Applied Digital breaks ground on 430 MW campus

Applied Digital is building first and signing the anchor tenant later.

The company broke ground on Delta Forge 1, a 430 MW AI Factory campus in an undisclosed southern US state. The specs: two 150 MW buildings supporting up to 300 MW of critical IT load across 500+ acres, with mid-2027 operations targeted. Applied Digital says it's in discussions with "another prospective investment-grade hyperscale customer" - corporate-speak for a major cloud or AI company that hasn't signed yet. Delta Forge 1 uses the same proprietary blueprint as their Polaris Forge campuses in North Dakota: repeatable execution, same design, different geography.

Why this matters:

  • Speed is the moat. As we covered in Issue #68, Applied Digital's $5B perpetual preferred equity facility with Macquarie provides it with capital to execute without the dilution that plagues smaller players. They keep winning by moving faster than most.

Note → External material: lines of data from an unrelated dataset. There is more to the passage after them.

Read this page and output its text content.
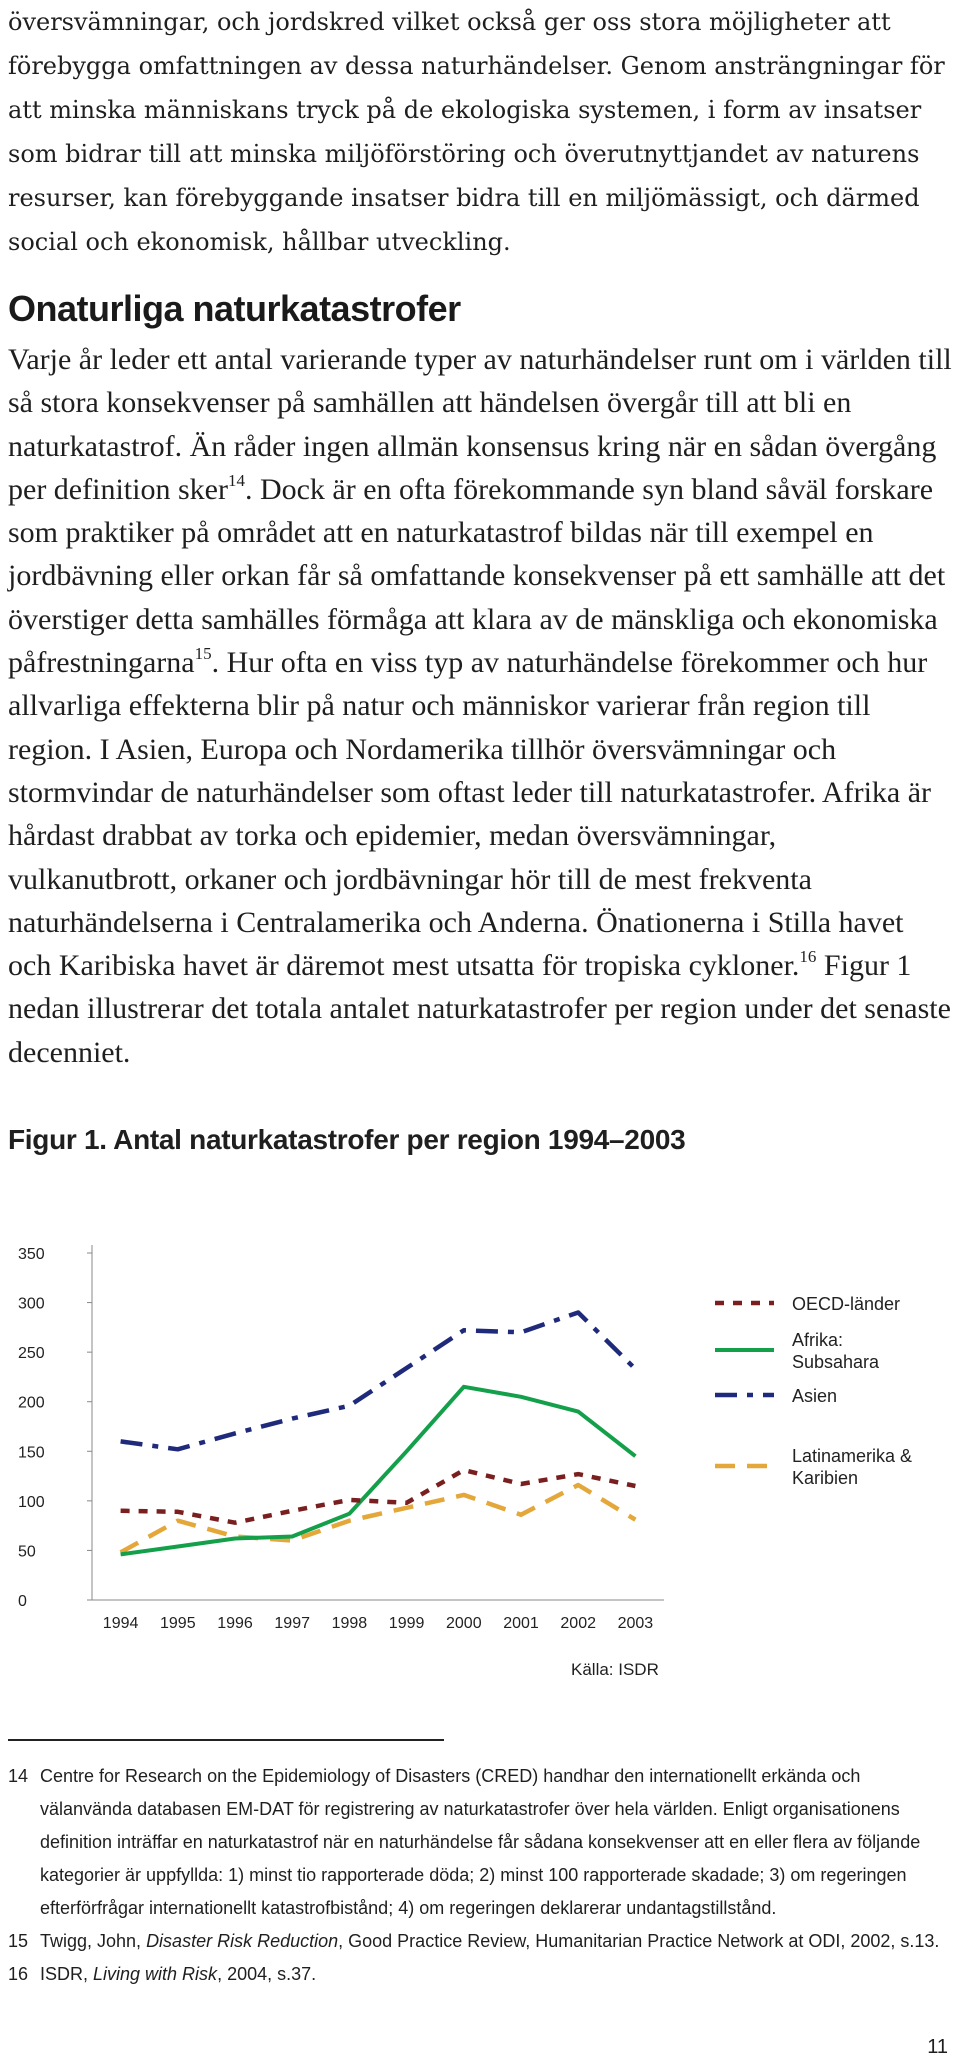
översvämningar, och jordskred vilket också ger oss stora möjligheter att förebygga omfattningen av dessa naturhändelser. Genom ansträngningar för att minska människans tryck på de ekologiska systemen, i form av insatser som bidrar till att minska miljöförstöring och överutnyttjandet av naturens resurser, kan förebyggande insatser bidra till en miljömässigt, och därmed social och ekonomisk, hållbar utveckling.

Onaturliga naturkatastrofer

Varje år leder ett antal varierande typer av naturhändelser runt om i världen till så stora konsekvenser på samhällen att händelsen övergår till att bli en naturkatastrof. Än råder ingen allmän konsensus kring när en sådan övergång per definition sker$^{14}$. Dock är en ofta förekommande syn bland såväl forskare som praktiker på området att en naturkatastrof bildas när till exempel en jordbävning eller orkan får så omfattande konsekvenser på ett samhälle att det överstiger detta samhälles förmåga att klara av de mänskliga och ekonomiska påfrestningarna$^{15}$. Hur ofta en viss typ av naturhändelse förekommer och hur allvarliga effekterna blir på natur och människor varierar från region till region. I Asien, Europa och Nordamerika tillhör översvämningar och stormvindar de naturhändelser som oftast leder till naturkatastrofer. Afrika är hårdast drabbat av torka och epidemier, medan översvämningar, vulkanutbrott, orkaner och jordbävningar hör till de mest frekventa naturhändelserna i Centralamerika och Anderna. Önationerna i Stilla havet och Karibiska havet är däremot mest utsatta för tropiska cykloner.$^{16}$ Figur 1 nedan illustrerar det totala antalet naturkatastrofer per region under det senaste decenniet.

Figur 1. Antal naturkatastrofer per region 1994–2003
0
50
100
150
200
250
300
350
1994 1995 1996 1997 1998 1999 2000 2001 2002 2003
OECD-länder
Afrika: Subsahara
Asien
Latinamerika & Karibien
Källa: ISDR
14 Centre for Research on the Epidemiology of Disasters (CRED) handhar den internationellt erkända och välanvända databasen EM-DAT för registrering av naturkatastrofer över hela världen. Enligt organisationens definition inträffar en naturkatastrof när en naturhändelse får sådana konsekvenser att en eller flera av följande kategorier är uppfyllda: 1) minst tio rapporterade döda; 2) minst 100 rapporterade skadade; 3) om regeringen efterförfrågar internationellt katastrofbistånd; 4) om regeringen deklarerar undantagstillstånd.
15 Twigg, John, Disaster Risk Reduction, Good Practice Review, Humanitarian Practice Network at ODI, 2002, s.13.
16 ISDR, Living with Risk, 2004, s.37.
11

  • 300 MW of critical IT load supports roughly 2,500 GB200 NVL72 racks at full density. That's enough for serious training clusters or large-scale inference deployments.

  • The location non-disclosure is strategic. Applied Digital is likely in final negotiations with both the hyperscaler and the state. We saw the same pattern with their $5B mystery customer at Polaris Forge 2 (Issue #70). Expect an announcement once the ink is dry.

The Rundown

Davos week usually produces more hot air than signal. This year was different.

Von der Leyen pitched EU Inc., a genuine attempt to fix Europe's fragmentation problem, born from a petition that actually worked. Nadella said what many have been thinking about bubble risk. On-stage with the CEO of BlackRock, no less. OpenAI telegraphed a revenue model that wants a cut of your discoveries, not just your subscription. And neoclouds kept consolidating: Lightning AI absorbed Voltage Park to build an integrated stack, Sharon AI exited the US with substantial fresh liquidity, and Applied Digital broke ground on another multi-hundred-megawatt campus before signing the tenant.

The theme?

Everyone's picking lanes.

Integrated stacks versus commodity compute. Outcome-based pricing versus subscriptions. Regional sovereignty versus global scale.

The buildout continues. But the strategic bets are narrowing. And the players who haven't picked a lane are running out of road.